Lemon Cream Chicken

6 Servings Prep: 5 Min. Cook: 45 Min.

Ingredients

1/2 cup plus 1 tablespoon all-purpose flour, divided

1/2 teaspoon salt

1/2 teaspoon pepper

6 boneless skinless chicken breast halves (4 ounces each)

1/4 cup butter, cubed

1 cup chicken broth

1 cup heavy whipping cream, divided

3 tablespoons lemon juice

1/2 pound fresh mushrooms, slice

Directions

In a large resealable plastic bag, combine 1/2 cup flour, salt and pepper; add the chicken, a few pieces at a time. Seal bag and shake to coat.

In a large skillet, cook chicken in butter for 8-9 minutes on each side or until a meat thermometer reads 170°. Remove chicken; cover and keep warm.
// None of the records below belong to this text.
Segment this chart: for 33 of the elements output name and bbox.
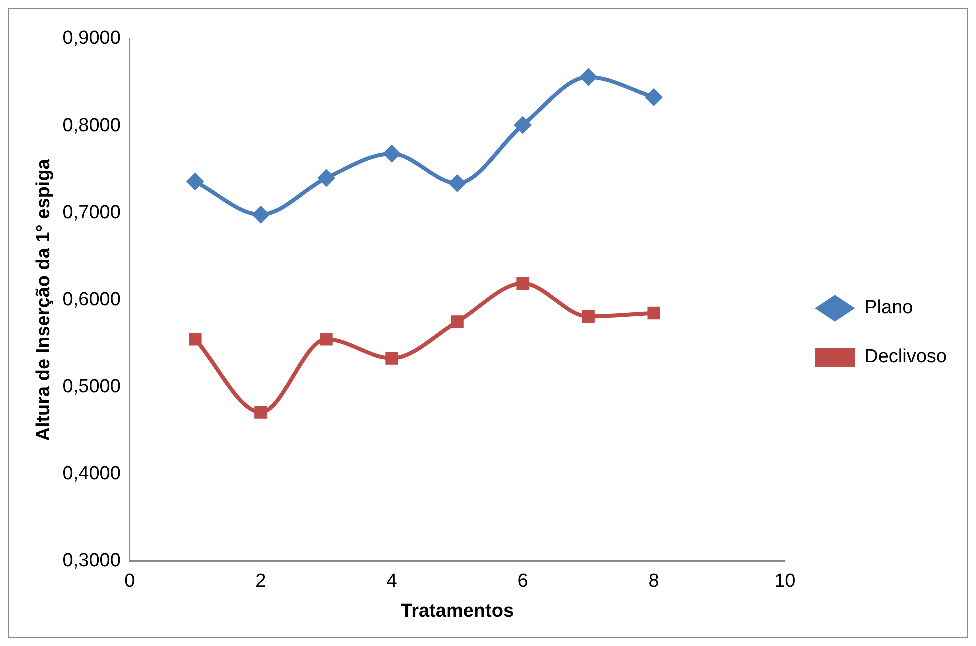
point	[383, 144, 402, 163]
y-tick-label: 0,5000	[62, 376, 121, 398]
x-tick-label: 6	[518, 571, 528, 592]
point	[448, 174, 467, 193]
x-tick-label: 8	[648, 571, 660, 592]
point	[386, 352, 398, 365]
x-tick-label: 10	[774, 571, 796, 592]
point	[645, 88, 664, 106]
point	[580, 68, 598, 86]
point	[514, 116, 532, 134]
point	[252, 206, 270, 224]
legend-label: Declivoso	[864, 346, 948, 368]
x-tick-label: 4	[386, 571, 398, 592]
legend-label: Plano	[864, 298, 914, 319]
y-tick-label: 0,6000	[62, 289, 121, 310]
point	[516, 277, 530, 290]
x-tick-label: 2	[256, 571, 266, 592]
point	[317, 169, 336, 188]
x-axis-title: Tratamentos	[401, 600, 514, 622]
point	[254, 406, 268, 419]
x-tick-label: 0	[124, 571, 136, 592]
y-tick-label: 0,9000	[62, 28, 121, 50]
y-tick-label: 0,3000	[62, 550, 121, 572]
y-tick-label: 0,7000	[62, 202, 121, 224]
point	[189, 333, 202, 346]
point	[451, 316, 464, 328]
point	[648, 306, 660, 320]
point	[582, 310, 595, 324]
point	[320, 333, 333, 346]
y-tick-label: 0,4000	[62, 464, 121, 485]
y-axis-title: Altura de Inserção da 1° espiga	[34, 158, 55, 442]
point	[186, 172, 204, 191]
y-tick-label: 0,8000	[62, 115, 121, 136]
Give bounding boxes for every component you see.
Add broth to the drippings. Bring to a boil over medium heat; stir to loosen browned bits from pan. Simmer, uncovered, for 10 minutes or until broth is reduced to 1/3 cup. Stir in 3/4 cup cream, lemon juice and mushrooms. Cook over medium-low heat for 5 minutes.

Combine remaining flour and cream until smooth; stir into skillet. Bring to a boil; cook and stir for 2 minutes or until thickened. Return chicken to skillet and heat through. Yield: 6 servings.

Nutritional Facts1 serving (1 each) equals 403 calories, 26 g fat (15 g saturated fat), 148 mg cholesterol, 509 mg sodium, 13 g carbohydrate, 1 g fiber, 30 g protein.